I'd posted a quotation list on 5/25, Sara--

I, too, dislike it...
“Poetry,” Marianne Moore


“With Poe words were figures; an old language truly, but one from which he carried over only the most elemental qualities to his new purpose; which was, to find a way to tell his soul.”
In the American Grain, William Carlos Williams


I went out to the hazel wood,
Because a fire was in my head,
And cut and peeled a hazel wand,
And hooked a berry to a thread;
And when white moths were on the wing,
And moth-like stars were flickering out,
I dropped the berry in a stream
And caught a little silver trout.
“The Song of Wandering Aengus,” W. B. Yeats


“An oar moves a boat by entering what lies outside it. A poem, like an oar, extends inner life into the waters of story and things, of language and music.”
“The Questions of Originality,” Jane Hirshfield


A god can do it. But will you tell me how
a man can penetrate through the lyre’s strings?
The Sonnets to Orpheus, I, 3, R. M. Rilke


“It is nothing new to say that all utterance is erotic in some sense, that all language shows the structure of desire at some level.”
Eros the Bittersweet, Anne Carson


A word is dead
When it is said,
Some say.

I say it just
Begins to live
That day.
#1212, Emily Dickinson


“Poetry is the kind of thing you have to see from the corner of your eye…. It’s like a very faint star. If you look straight at it you can’t see it, but if you look a little to one side it is there.”
Writing the Australian Crawl, William Stafford


“Everyone knows that poets are born and not made in school. This is true also of painters, sculptors, and musicians. Something that is essential can’t be taught; it can only be given, or earned, or formulated in a manner too mysterious to be picked apart and redesigned for the next person.”
A Poetry Handbook, Mary Oliver


A hand moves, and the fire’s whirling takes different shapes,
Triangles, squares: all things change when we do.
The first word, “Ah,” blossomed into all others.
Each of them is true.
“Singing Image of Fire,” Kūkai (9th century)

Sara Kearns said...

Hi Sam,

Wow, I love some of these! 'Good choices.

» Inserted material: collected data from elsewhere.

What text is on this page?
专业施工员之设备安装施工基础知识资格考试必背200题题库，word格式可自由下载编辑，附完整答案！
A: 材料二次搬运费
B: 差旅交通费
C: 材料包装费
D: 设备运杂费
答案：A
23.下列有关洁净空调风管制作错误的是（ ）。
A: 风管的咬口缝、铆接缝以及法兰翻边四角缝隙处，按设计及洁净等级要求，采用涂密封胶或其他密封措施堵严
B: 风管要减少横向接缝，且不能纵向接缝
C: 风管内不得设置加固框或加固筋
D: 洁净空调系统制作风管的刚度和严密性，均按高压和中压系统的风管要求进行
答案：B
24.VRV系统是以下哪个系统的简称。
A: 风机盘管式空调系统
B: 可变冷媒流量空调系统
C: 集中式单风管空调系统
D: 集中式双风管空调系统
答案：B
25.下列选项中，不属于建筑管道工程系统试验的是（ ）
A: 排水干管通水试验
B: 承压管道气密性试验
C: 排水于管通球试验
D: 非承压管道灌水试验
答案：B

I had heard the first one before, but forgot it -- thanks for reminding me -- it's so great. I get such a detailed image of her saying that. I wonder what it is about poets that we get and identify with such thoughts as that and Auden's "poetry does nothing," etc. Moore's also makes me laugh, which I like.

The other ones that make me ache and jump and glow: Williams', Rilke's, Dickinson's, and Carson's, which I had never heard before and I'm so glad I now have.

And I've always loved Oliver's. A teacher once wrote that on my end-of-semester portfolio, along with, "All I have done is to help to teach you who you already are." I stopped breathing for a few seconds when I read that; I still do anytime I read or think of that now. It completely humbles and astonishes me.

I read these and I feel so knocked over by how beautiful and brilliant language can be. And some human beings, as well.